If we’re trying to prove something to ourselves, or others, by the way we conduct our sexual lives, simple prohibitions against certain sex practices won’t work. If I’m convinced that unprotected sex with multiple partners and sharing bodily fluids is edgy, cool fun, without serious consequence, as it’s portrayed in the media (porn); I will be more likely to express myself the same way. This is especially true for young people who are already feeling invincible.
Case in point: there has been a startling uptick in seroconversions among young people, particularly gay men, which indicates that disease prevention efforts, even in the world’s most affluent societies, are simply not up to the task. It’s not that there is a scarcity of resources, quite the contrary. It is more likely that these efforts are not connected to a fundamental understanding of the role sexuality plays in the gay community (and increasingly among non-gay people). I believe that sexual expression and sexual pleasure are the overarching issues here. These too are fundamental human rights.
Bareback (condomless) porn went from being a pariah genre on the periphery of the gay porn industry just a few years ago, to the hottest, most prolific and biggest moneymaking genre today. It’s no accident or coincidence that this surprising reversal coincided with this the increase of HIV/AIDS infections in certain populations. I hear from people all the time, from those inside as well as outside the porn industry, who tell me that it’s their prerogative to engage in unprotected sex. “I have the right to express myself that way,” I am often told. “If one has the bad luck to seroconvert, it’s just that, bad luck. After all, HIV is now a manageable chronic condition, not unlike diabetes,” or so the reasoning goes. So I should just get over it and mind my own business.
No amount of safer sex proselytizing is going to overcome this kind of resistance.
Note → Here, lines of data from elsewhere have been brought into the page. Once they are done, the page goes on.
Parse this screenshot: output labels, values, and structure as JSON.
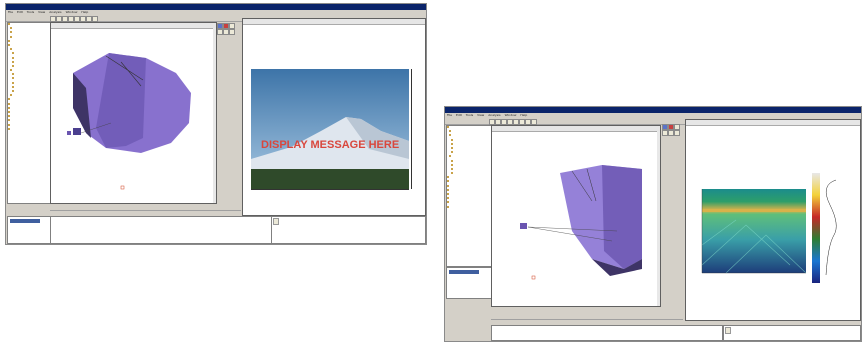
{
  "left_window": {
    "title_text": "",
    "menu": [
      "File",
      "Edit",
      "Tools",
      "View",
      "Analysis",
      "Window",
      "Help"
    ],
    "plot_title": "",
    "plot_subtitle": "",
    "overlay_message": "DISPLAY MESSAGE HERE",
    "tabs": [
      "",
      ""
    ]
  },
  "right_window": {
    "title_text": "",
    "menu": [
      "File",
      "Edit",
      "Tools",
      "View",
      "Analysis",
      "Window",
      "Help"
    ],
    "plot_title": "",
    "plot_subtitle": "",
    "tabs": [
      "",
      ""
    ]
  },
  "colors": {
    "titlebar": "#0a246a",
    "shape_purple": "#7b62c9",
    "heatmap_low": "#1a237e",
    "heatmap_high": "#c62828"
  }
}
I propose we need to look at why and how we express ourselves sexually. As we unravel this complex jumble of motivations and behaviors, effective prevention strategies will manifest themselves clearly. We must develop a sex-positive message; one that celebrates sexuality, builds self-esteem and counteracts the prevailing media messages of sex with no consequences.
The Macro Micro
World AIDS Day brings into focus the micro-strategies needed to combat a macro problem. But it also shows that we cannot fight this, or any disease, in a vacuum. It’s imperative that we see how global health and wellbeing is completely dependent on basic human rights, including sexual rights that include gender and reproductive rights, the elimination of sexual exploitation and the freedom of sexual expression.
Human rights that include sexual rights encompass the goals of World AIDS Day—increasing awareness, fighting prejudice and improving education. But applying these principles must cover the full spectrum of human sexuality, gender equality, reproductive health and, dare we say it, pleasure. To repeat the General Assembly declaration; Respect for human rights and human dignity "is the foundation of freedom, justice and peace in the world.”